Reflections and the Way Forward
The results delineate that urban spaces lack key conditions amenable to creating urban diversity. Nevertheless, they corroborate the postulation that urban spaces are perceived and experienced differently by different groups based on their gender, age, and cultural background. However, the lack of empirical studies done before to explore urban spaces in the city of Doha, which this article could have built upon, represents an important limitation. While they are based on the perceptual approach, which is devised in the form of an attitude survey, there are limits to basing the discussion only on the results of a questionnaire where there is always room for subjectivity.

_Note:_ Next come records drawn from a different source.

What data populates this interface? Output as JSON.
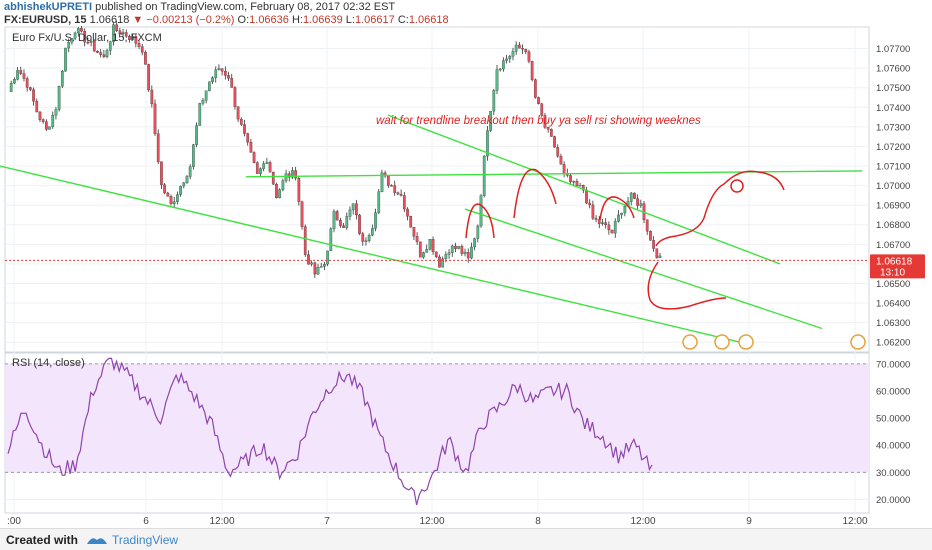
{
  "header": {
    "author": "abhishekUPRETI",
    "published": "published on TradingView.com, February 08, 2017 02:32 EST",
    "symbol": "FX:EURUSD, 15",
    "last": "1.06618",
    "change": "−0.00213 (−0.2%)",
    "open_label": "O:",
    "open": "1.06636",
    "high_label": "H:",
    "high": "1.06639",
    "low_label": "L:",
    "low": "1.06617",
    "close_label": "C:",
    "close": "1.06618"
  },
  "chart_data": [
    {
      "type": "candlestick",
      "title": "Euro Fx/U.S. Dollar, 15, FXCM",
      "annotation": "wait for trendline breakout then buy ya sell rsi showing weeknes",
      "ylim": [
        1.0615,
        1.0781
      ],
      "y_ticks": [
        "1.07700",
        "1.07600",
        "1.07500",
        "1.07400",
        "1.07300",
        "1.07200",
        "1.07100",
        "1.07000",
        "1.06900",
        "1.06800",
        "1.06700",
        "1.06600",
        "1.06500",
        "1.06400",
        "1.06300",
        "1.06200"
      ],
      "x_ticks": [
        ":00",
        "6",
        "12:00",
        "7",
        "12:00",
        "8",
        "12:00",
        "9",
        "12:00"
      ],
      "last_price_label": "1.06618",
      "countdown_label": "13:10",
      "colors": {
        "up": "#53b987",
        "down": "#eb4d5c",
        "trend": "#3ee23e",
        "drawing": "#e02020",
        "last": "#e53935"
      },
      "close_path": [
        1.0748,
        1.076,
        1.0752,
        1.0738,
        1.0728,
        1.074,
        1.077,
        1.078,
        1.0775,
        1.077,
        1.0765,
        1.078,
        1.0778,
        1.0775,
        1.077,
        1.074,
        1.07,
        1.069,
        1.07,
        1.071,
        1.074,
        1.0753,
        1.076,
        1.0756,
        1.0735,
        1.072,
        1.0705,
        1.0714,
        1.0695,
        1.0705,
        1.0706,
        1.0665,
        1.0655,
        1.066,
        1.0685,
        1.068,
        1.069,
        1.067,
        1.068,
        1.0705,
        1.07,
        1.0695,
        1.068,
        1.0665,
        1.0672,
        1.066,
        1.0668,
        1.0668,
        1.0662,
        1.068,
        1.073,
        1.076,
        1.0765,
        1.077,
        1.077,
        1.0745,
        1.073,
        1.072,
        1.0705,
        1.07,
        1.0698,
        1.0683,
        1.068,
        1.0676,
        1.0688,
        1.0694,
        1.069,
        1.0672,
        1.0662
      ],
      "trendlines_price": [
        [
          [
            0,
            1.071
          ],
          [
            740,
            1.062
          ]
        ],
        [
          [
            246,
            1.07045
          ],
          [
            862,
            1.07075
          ]
        ],
        [
          [
            388,
            1.0736
          ],
          [
            780,
            1.066
          ]
        ],
        [
          [
            465,
            1.0688
          ],
          [
            822,
            1.0627
          ]
        ]
      ]
    },
    {
      "type": "line",
      "title": "RSI (14, close)",
      "ylim": [
        15,
        74
      ],
      "y_ticks": [
        "70.0000",
        "60.0000",
        "50.0000",
        "40.0000",
        "30.0000",
        "20.0000"
      ],
      "band": [
        30,
        70
      ],
      "rsi_path": [
        38,
        54,
        40,
        30,
        33,
        60,
        72,
        66,
        58,
        50,
        66,
        58,
        48,
        30,
        34,
        40,
        30,
        36,
        52,
        62,
        66,
        58,
        42,
        30,
        20,
        28,
        42,
        30,
        48,
        54,
        62,
        56,
        60,
        60,
        48,
        44,
        36,
        40,
        30
      ]
    }
  ],
  "footer": {
    "created": "Created with",
    "brand": "TradingView"
  }
}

Other means of investigation underlying such an approach can be utilized to advance the discourse on urban space diversity, such as focused interviews, systematic observations, and behavioral mapping studies.
Urban spaces mean different things to different communities within the city of Doha and thus are used differently. The juxtaposition of the results with the understanding of urban space diversity delineates the fact that urban spaces within the city of Doha lack one or more of the three important conditions that contribute to the achievement of diversity. The results reflect the dynamic nature of urban spaces identified as centers, invigorating the assumption that urban spaces in the center are not necessarily standing as unique entities. Results, however, indicate that urban spaces on the peripheries are emerging to compete with those in the center. The understanding of what constitutes centers and peripheries in the minds of the city’s inhabitants contributes to the understanding of their spatial experience and their attitudes toward what is perceived as a center, or as periphery or as an emerging center. The perceptual and the spatial experience of inhabitants reflect the needs and wants of different groups according to their gender, age, and cultural background that in the context of Doha varies dramatically.
While future development plans of the city may seem to address specific groups and cater to specific age groups or cultural backgrounds, a more responsive approach to the design of urban spaces needs to be in place. Urban design as a discipline and a profession focuses on creating built environments that promote opportunities and experiences for all city inhabitants. Therefore, it is crucial that most of the urban space actions and activities are accepted and enjoyed by the majority of the city’s population. The urban development process of the city needs to consider the development of spaces based on the perception and understanding of different groups. This needs to be adopted as one of the key factors in developing successful inclusive urban spaces that involve a wide spectrum of urban and spatial qualities relevant to the diversity characterizing the city of Doha.